Live & Local

Richard Morgan, dressed in slacks and a button-down, sound-checks his banjo with a few bars of The Beverly Hillbillies theme song. Jeannette Muniz, sitting cross-legged in a church dress and heels, tunes her acoustic guitar and invites the audience to move closer to the stage with “Come on up and be our friends.” Most of the crowd, maybe because they’re drinking alcohol instead of gourmet coffee, stays put. Nothing about the duo’s stage presence or music inspires much movement beyond crinkling your face into an expression of polite consideration or, maybe, once they really get cooking, discreetly tapping your foot in time.

Show opener “Cheap Confections,” one of just two originals on the set list tonight, has Muniz strumming gentle campfire chord changes while Morgan plucks a clear, complementary banjo riff more Sufjan Stevens than Flatt & Scruggs. I couldn’t shake the feeling I’ve heard this melody somewhere else before, but I also couldn’t get it out of my head for the rest of the weekend.

Jeannette & Richard
Friday, Jul 31
2718 N. St. Mary's

“He is just a friend/ that I see now and then,” Muniz sings, “my soul belongs to you and only/ She was just a tryst/ that I almost missed/ Now she’s wed and feeling lonely.” The melody continues, varying only slightly. “It’s you/ that makes me feel the way I want to,” Muniz concludes in a pretty masterful exploitation of one of pop music’s most lasting conventions: A sugar-voiced young girl singing her undying devotion to a second-person subject. The simplicity of the music coupled with Muniz’s sincerity is charming; it’s not a stretch to picture this song as the Ellen Page and Michael Cera duet closing Juno 2.

The other non-cover takes the opposite tact, accusing “you” of ruining a perfectly good friendship with kisses and betrayal until you’re just “Another Sad Song” for Muniz to belt out at shows. And belt she does, at least for a measure or two. The accusatory tone she takes to proclaim “You got what you wanted” could nearly be described as a bluesy growl, definitely the most impassioned moment of the set.

Morgan takes the mic for a few traditionals. “My dad was a folk singer,” Morgan explains, “and I always wanted to grow up to be just like him — and now I am.” He’s not kidding either: His versions of “High Germany” and “Whiskey in the Jar” (probably best known now as a Metallica song) can’t differ too greatly from the way his great-grandpa would’ve sung them. If these guys aren’t playing regularly at some pseudo-Irish River Walk pub, there’s been a huge mistake.

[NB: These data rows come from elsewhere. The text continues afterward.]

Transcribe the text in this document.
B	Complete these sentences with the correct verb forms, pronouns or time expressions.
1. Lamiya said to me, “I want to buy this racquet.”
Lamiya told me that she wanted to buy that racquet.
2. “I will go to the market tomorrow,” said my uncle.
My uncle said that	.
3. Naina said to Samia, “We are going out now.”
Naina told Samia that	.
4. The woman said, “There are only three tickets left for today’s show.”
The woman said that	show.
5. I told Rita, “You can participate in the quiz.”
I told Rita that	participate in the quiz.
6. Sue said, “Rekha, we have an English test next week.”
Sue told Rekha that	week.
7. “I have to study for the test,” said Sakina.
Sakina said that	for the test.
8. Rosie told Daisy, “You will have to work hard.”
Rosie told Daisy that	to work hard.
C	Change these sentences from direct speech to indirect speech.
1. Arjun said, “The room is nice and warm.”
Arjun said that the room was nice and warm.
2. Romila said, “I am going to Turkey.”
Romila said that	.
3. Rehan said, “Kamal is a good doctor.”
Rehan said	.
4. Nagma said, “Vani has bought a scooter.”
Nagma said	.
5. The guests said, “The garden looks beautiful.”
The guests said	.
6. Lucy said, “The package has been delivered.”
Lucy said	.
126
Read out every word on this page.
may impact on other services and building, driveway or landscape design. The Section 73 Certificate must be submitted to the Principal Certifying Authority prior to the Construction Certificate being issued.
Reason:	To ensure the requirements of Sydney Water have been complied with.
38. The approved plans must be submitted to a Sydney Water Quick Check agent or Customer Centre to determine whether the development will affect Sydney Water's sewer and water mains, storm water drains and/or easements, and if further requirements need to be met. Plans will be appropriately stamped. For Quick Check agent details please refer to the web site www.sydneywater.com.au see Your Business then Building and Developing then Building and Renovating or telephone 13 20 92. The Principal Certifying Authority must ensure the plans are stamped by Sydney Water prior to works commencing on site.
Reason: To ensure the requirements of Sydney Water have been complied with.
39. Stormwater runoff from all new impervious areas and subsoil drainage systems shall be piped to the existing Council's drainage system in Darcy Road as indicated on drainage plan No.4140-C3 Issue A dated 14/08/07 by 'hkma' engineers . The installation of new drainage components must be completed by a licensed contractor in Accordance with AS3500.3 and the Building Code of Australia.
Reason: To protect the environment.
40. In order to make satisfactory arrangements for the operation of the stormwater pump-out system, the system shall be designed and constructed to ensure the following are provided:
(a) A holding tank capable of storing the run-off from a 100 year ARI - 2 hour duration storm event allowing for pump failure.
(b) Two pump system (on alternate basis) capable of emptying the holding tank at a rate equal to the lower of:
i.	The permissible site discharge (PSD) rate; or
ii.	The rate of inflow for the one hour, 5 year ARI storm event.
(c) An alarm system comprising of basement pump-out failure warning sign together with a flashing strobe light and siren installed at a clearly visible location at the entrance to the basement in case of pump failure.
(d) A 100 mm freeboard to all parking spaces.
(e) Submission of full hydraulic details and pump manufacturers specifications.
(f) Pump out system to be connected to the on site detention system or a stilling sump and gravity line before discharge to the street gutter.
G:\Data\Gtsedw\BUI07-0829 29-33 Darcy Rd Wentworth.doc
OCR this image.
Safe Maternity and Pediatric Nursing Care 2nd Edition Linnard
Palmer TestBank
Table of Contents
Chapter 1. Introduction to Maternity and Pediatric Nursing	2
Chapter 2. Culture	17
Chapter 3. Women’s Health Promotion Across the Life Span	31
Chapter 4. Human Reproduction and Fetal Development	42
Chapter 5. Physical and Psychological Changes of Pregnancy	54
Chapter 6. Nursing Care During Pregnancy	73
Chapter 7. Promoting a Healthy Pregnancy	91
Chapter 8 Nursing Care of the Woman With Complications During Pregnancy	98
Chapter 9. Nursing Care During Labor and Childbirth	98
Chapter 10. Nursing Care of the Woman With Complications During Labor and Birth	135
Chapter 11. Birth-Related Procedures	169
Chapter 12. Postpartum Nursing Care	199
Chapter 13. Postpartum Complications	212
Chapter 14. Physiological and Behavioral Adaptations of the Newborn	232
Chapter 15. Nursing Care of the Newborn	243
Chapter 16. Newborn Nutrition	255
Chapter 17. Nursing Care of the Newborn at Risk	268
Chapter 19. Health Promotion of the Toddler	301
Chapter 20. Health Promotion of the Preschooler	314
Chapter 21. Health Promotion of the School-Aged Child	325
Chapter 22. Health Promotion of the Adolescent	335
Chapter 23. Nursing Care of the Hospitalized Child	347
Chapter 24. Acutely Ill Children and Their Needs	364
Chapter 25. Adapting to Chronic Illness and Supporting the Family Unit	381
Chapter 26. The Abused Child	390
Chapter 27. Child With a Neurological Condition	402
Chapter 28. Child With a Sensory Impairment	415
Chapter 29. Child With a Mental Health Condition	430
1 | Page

Speaking of faithful covers, Muniz’s interpretation of “After Hours” is so close to the Velvet Underground orginal, I was startled when she didn’t say “once more” before the final refrain. The big difference here, though, is what came before. On VU’s self-titled album, drummer Mo Tucker’s sweet, sad plea is a welcome return to recognizable human emotion after the schizophrenic, possibly failed experiment “Murder Mystery.” Tonight, though, it’s just a reminder that Jeannette & Richard need to write some more songs.